Bolling, who took issue with the baron’s name, Tex Richman, was joined by Dan Gainor of the conservative Media Research Center, who was uninhibited with his criticism.
“It’s amazing how far the left will go just to manipulate your kids, to convince them, give the anti-corporate message,” he said.

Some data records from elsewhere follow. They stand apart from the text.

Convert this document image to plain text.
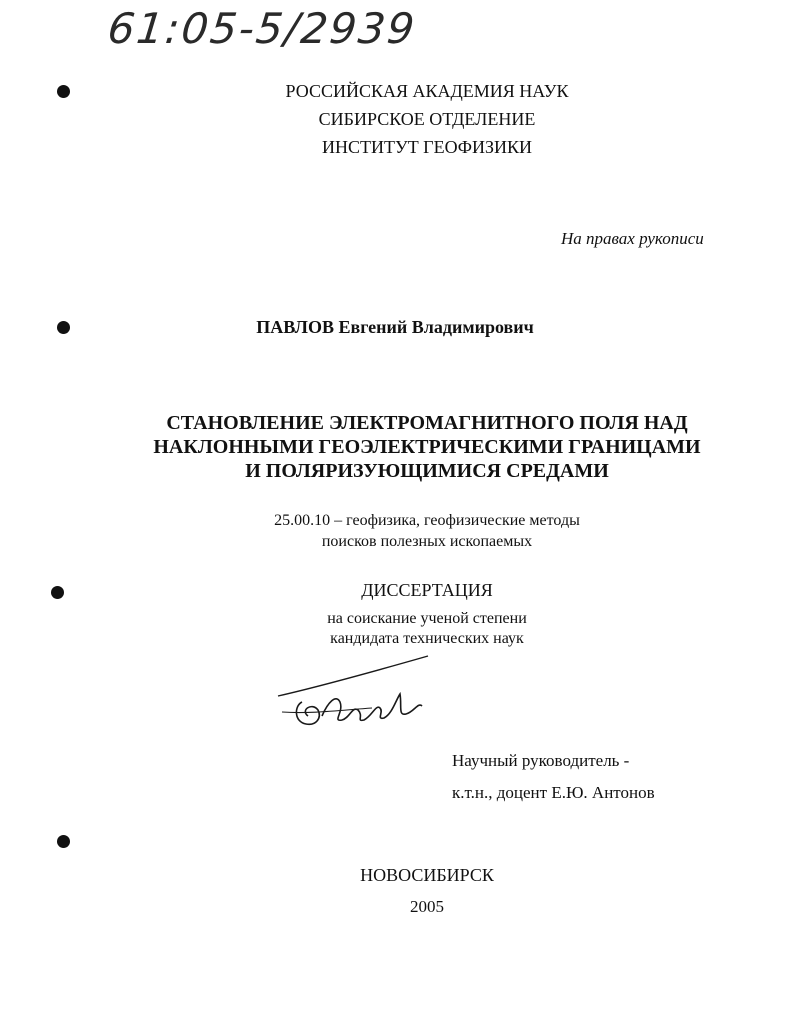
61:05-5/2939
РОССИЙСКАЯ АКАДЕМИЯ НАУК
СИБИРСКОЕ ОТДЕЛЕНИЕ
ИНСТИТУТ ГЕОФИЗИКИ
На правах рукописи
ПАВЛОВ Евгений Владимирович
СТАНОВЛЕНИЕ ЭЛЕКТРОМАГНИТНОГО ПОЛЯ НАД
НАКЛОННЫМИ ГЕОЭЛЕКТРИЧЕСКИМИ ГРАНИЦАМИ
И ПОЛЯРИЗУЮЩИМИСЯ СРЕДАМИ
25.00.10 – геофизика, геофизические методы
поисков полезных ископаемых
ДИССЕРТАЦИЯ
на соискание ученой степени
кандидата технических наук
Научный руководитель -
к.т.н., доцент Е.Ю. Антонов
НОВОСИБИРСК
2005
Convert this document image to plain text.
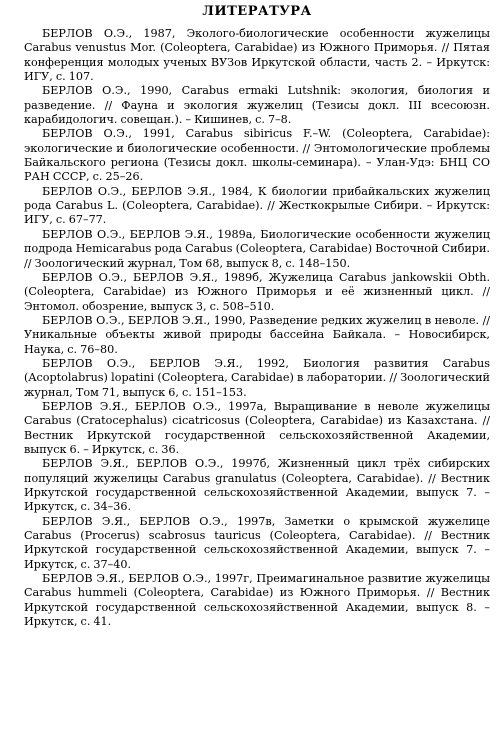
ЛИТЕРАТУРА

БЕРЛОВ О.Э., 1987, Эколого-биологические особенности жужелицы Carabus venustus Mor. (Coleoptera, Carabidae) из Южного Приморья. // Пятая конференция молодых ученых ВУЗов Иркутской области, часть 2. – Иркутск: ИГУ, с. 107.

БЕРЛОВ О.Э., 1990, Carabus ermaki Lutshnik: экология, биология и разведение. // Фауна и экология жужелиц (Тезисы докл. III всесоюзн. карабидологич. совещан.). – Кишинев, с. 7–8.

БЕРЛОВ О.Э., 1991, Carabus sibiricus F.–W. (Coleoptera, Carabidae): экологические и биологические особенности. // Энтомологические проблемы Байкальского региона (Тезисы докл. школы-семинара). – Улан-Удэ: БНЦ СО РАН СССР, с. 25–26.

БЕРЛОВ О.Э., БЕРЛОВ Э.Я., 1984, К биологии прибайкальских жужелиц рода Carabus L. (Coleoptera, Carabidae). // Жесткокрылые Сибири. – Иркутск: ИГУ, с. 67–77.

БЕРЛОВ О.Э., БЕРЛОВ Э.Я., 1989а, Биологические особенности жужелиц подрода Hemicarabus рода Carabus (Coleoptera, Carabidae) Восточной Сибири. // Зоологический журнал, Том 68, выпуск 8, с. 148–150.

БЕРЛОВ О.Э., БЕРЛОВ Э.Я., 1989б, Жужелица Carabus jankowskii Obth. (Coleoptera, Carabidae) из Южного Приморья и её жизненный цикл. // Энтомол. обозрение, выпуск 3, с. 508–510.

БЕРЛОВ О.Э., БЕРЛОВ Э.Я., 1990, Разведение редких жужелиц в неволе. // Уникальные объекты живой природы бассейна Байкала. – Новосибирск, Наука, с. 76–80.

БЕРЛОВ О.Э., БЕРЛОВ Э.Я., 1992, Биология развития Carabus (Acoptolabrus) lopatini (Coleoptera, Carabidae) в лаборатории. // Зоологический журнал, Том 71, выпуск 6, с. 151–153.

БЕРЛОВ Э.Я., БЕРЛОВ О.Э., 1997а, Выращивание в неволе жужелицы Carabus (Cratocephalus) cicatricosus (Coleoptera, Carabidae) из Казахстана. // Вестник Иркутской государственной сельскохозяйственной Академии, выпуск 6. – Иркутск, с. 36.

БЕРЛОВ Э.Я., БЕРЛОВ О.Э., 1997б, Жизненный цикл трёх сибирских популяций жужелицы Carabus granulatus (Coleoptera, Carabidae). // Вестник Иркутской государственной сельскохозяйственной Академии, выпуск 7. – Иркутск, с. 34–36.

БЕРЛОВ Э.Я., БЕРЛОВ О.Э., 1997в, Заметки о крымской жужелице Carabus (Procerus) scabrosus tauricus (Coleoptera, Carabidae). // Вестник Иркутской государственной сельскохозяйственной Академии, выпуск 7. – Иркутск, с. 37–40.

БЕРЛОВ Э.Я., БЕРЛОВ О.Э., 1997г, Преимагинальное развитие жужелицы Carabus hummeli (Coleoptera, Carabidae) из Южного Приморья. // Вестник Иркутской государственной сельскохозяйственной Академии, выпуск 8. – Иркутск, с. 41.
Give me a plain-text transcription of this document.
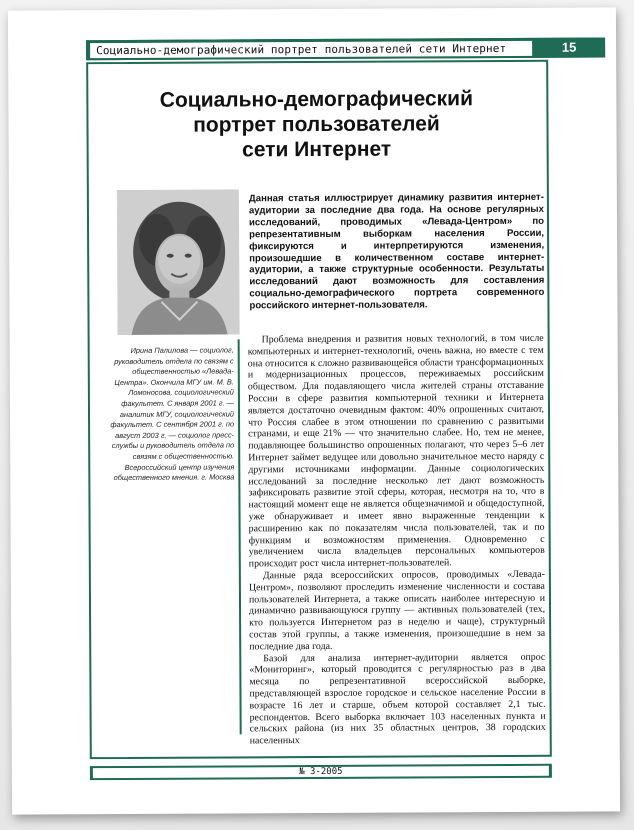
Социально-демографический портрет пользователей сети Интернет	15
Социально-демографический
портрет пользователей
сети Интернет
Данная статья иллюстрирует динамику развития интернет-аудитории за последние два года. На основе регулярных исследований, проводимых «Левада-Центром» по репрезентативным выборкам населения России, фиксируются и интерпретируются изменения, произошедшие в количественном составе интернет-аудитории, а также структурные особенности. Результаты исследований дают возможность для составления социально-демографического портрета современного российского интернет-пользователя.
Ирина Палилова — социолог, руководитель отдела по связям с общественностью «Левада-Центра». Окончила МГУ им. М. В. Ломоносова, социологический факультет. С января 2001 г. — аналитик МГУ, социологический факультет. С сентября 2001 г. по август 2003 г. — социолог пресс-службы и руководитель отдела по связям с общественностью. Всероссийский центр изучения общественного мнения. г. Москва

Проблема внедрения и развития новых технологий, в том числе компьютерных и интернет-технологий, очень важна, но вместе с тем она относится к сложно развивающейся области трансформационных и модернизационных процессов, переживаемых российским обществом. Для подавляющего числа жителей страны отставание России в сфере развития компьютерной техники и Интернета является достаточно очевидным фактом: 40% опрошенных считают, что Россия слабее в этом отношении по сравнению с развитыми странами, и еще 21% — что значительно слабее. Но, тем не менее, подавляющее большинство опрошенных полагают, что через 5–6 лет Интернет займет ведущее или довольно значительное место наряду с другими источниками информации. Данные социологических исследований за последние несколько лет дают возможность зафиксировать развитие этой сферы, которая, несмотря на то, что в настоящий момент еще не является общезначимой и общедоступной, уже обнаруживает и имеет явно выраженные тенденции к расширению как по показателям числа пользователей, так и по функциям и возможностям применения. Одновременно с увеличением числа владельцев персональных компьютеров происходит рост числа интернет-пользователей.

Данные ряда всероссийских опросов, проводимых «Левада-Центром», позволяют проследить изменение численности и состава пользователей Интернета, а также описать наиболее интересную и динамично развивающуюся группу — активных пользователей (тех, кто пользуется Интернетом раз в неделю и чаще), структурный состав этой группы, а также изменения, произошедшие в нем за последние два года.

Базой для анализа интернет-аудитории является опрос «Мониторинг», который проводится с регулярностью раз в два месяца по репрезентативной всероссийской выборке, представляющей взрослое городское и сельское население России в возрасте 16 лет и старше, объем которой составляет 2,1 тыс. респондентов. Всего выборка включает 103 населенных пункта и сельских района (из них 35 областных центров, 38 городских населенных

№ 3-2005
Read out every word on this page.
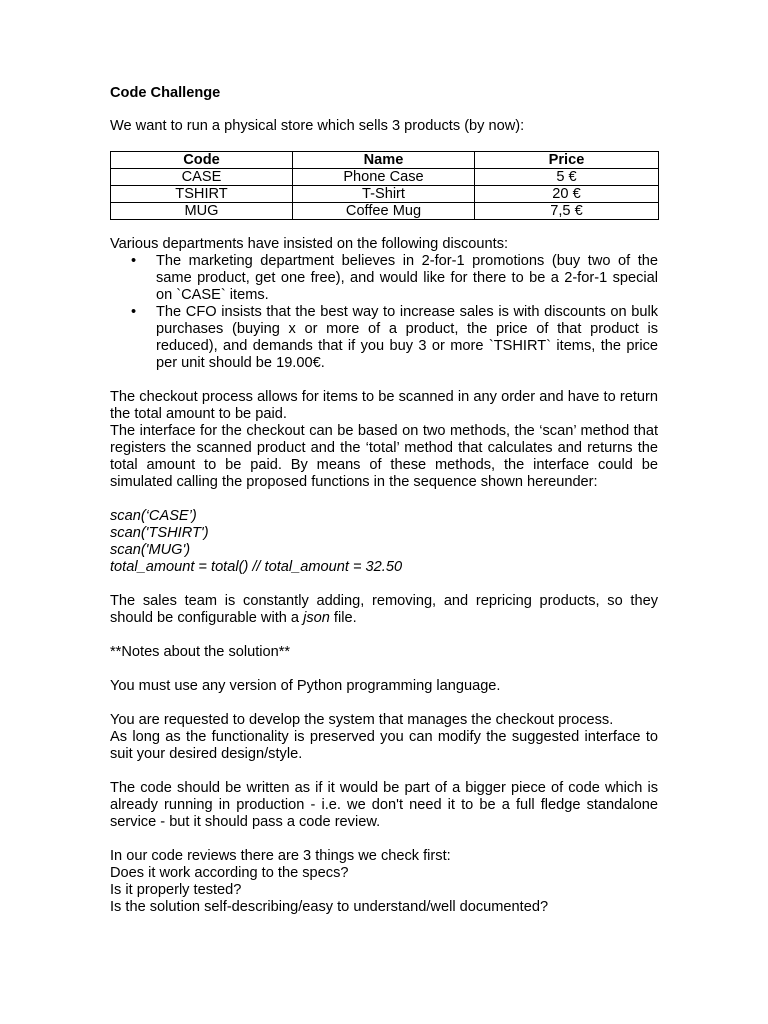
Code Challenge

We want to run a physical store which sells 3 products (by now):

Code	Name	Price
CASE	Phone Case	5 €
TSHIRT	T-Shirt	20 €
MUG	Coffee Mug	7,5 €

Various departments have insisted on the following discounts:

• The marketing department believes in 2-for-1 promotions (buy two of the same product, get one free), and would like for there to be a 2-for-1 special on `CASE` items.
• The CFO insists that the best way to increase sales is with discounts on bulk purchases (buying x or more of a product, the price of that product is reduced), and demands that if you buy 3 or more `TSHIRT` items, the price per unit should be 19.00€.

The checkout process allows for items to be scanned in any order and have to return the total amount to be paid.

The interface for the checkout can be based on two methods, the ‘scan’ method that registers the scanned product and the ‘total’ method that calculates and returns the total amount to be paid. By means of these methods, the interface could be simulated calling the proposed functions in the sequence shown hereunder:

scan(‘CASE’)
scan('TSHIRT')
scan('MUG')
total_amount = total() // total_amount = 32.50

The sales team is constantly adding, removing, and repricing products, so they should be configurable with a json file.

**Notes about the solution**

You must use any version of Python programming language.

You are requested to develop the system that manages the checkout process.

As long as the functionality is preserved you can modify the suggested interface to suit your desired design/style.

The code should be written as if it would be part of a bigger piece of code which is already running in production - i.e. we don't need it to be a full fledge standalone service - but it should pass a code review.

In our code reviews there are 3 things we check first:

Does it work according to the specs?

Is it properly tested?

Is the solution self-describing/easy to understand/well documented?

“They’ve been doing it for decades. Hollywood, the left, the media, they hate the oil industry,” Gainor continued. “They hate corporate America. And so you’ll see all these movies attacking it, whether it was ‘Cars 2,’ which was another kids’ movie, the George Clooney movie ‘Syriana,’ ‘There Will Be Blood,’ all these movies attacking the oil industry, none of them reminding people what oil means for most people: fuel to light a hospital, heat your home, fuel an ambulance to get you to the hospital if you need that. And they don’t want to tell that story.”
Indeed, there was no mention of the benefits of oil drilling in the Muppets, but there was also no discussion of any other aspect of the industry. Richman, played by Chris Cooper, was out to destroy the Muppets theater. Kermit and his friends, then, were not committed environmentalists (though one must imagine the frog is concerned with his swampy homeland) but simply puppets looking to save a place they once loved.
Still, Gainor blamed the film, and its predecessors, for Occupy Wall Street and the environmental movement.
“This is what they’re teaching our kids. You wonder why we’ve got a bunch of Occupy Wall Street people walking around all around the country, they’ve been indoctrinated, literally, for years by this kind of stuff,” Gainor said. “Whether it was ‘Captain Planet’ or Nickelodeon’s ‘Big Green Help,’ or ‘The Day After Tomorrow,’ the Al Gore-influenced movie, all of that is what they’re teaching, is that corporations is bad, the oil industry is bad, and ultimately what they’re telling kids is what they told you in the movie ‘The Matrix’: that mankind is a virus on poor old mother Earth.”
The Teletubbies were unavailable for comment. Mahna-Mahna.
There must be some special kind of glue they sniff at Faux News…Jesus Christ.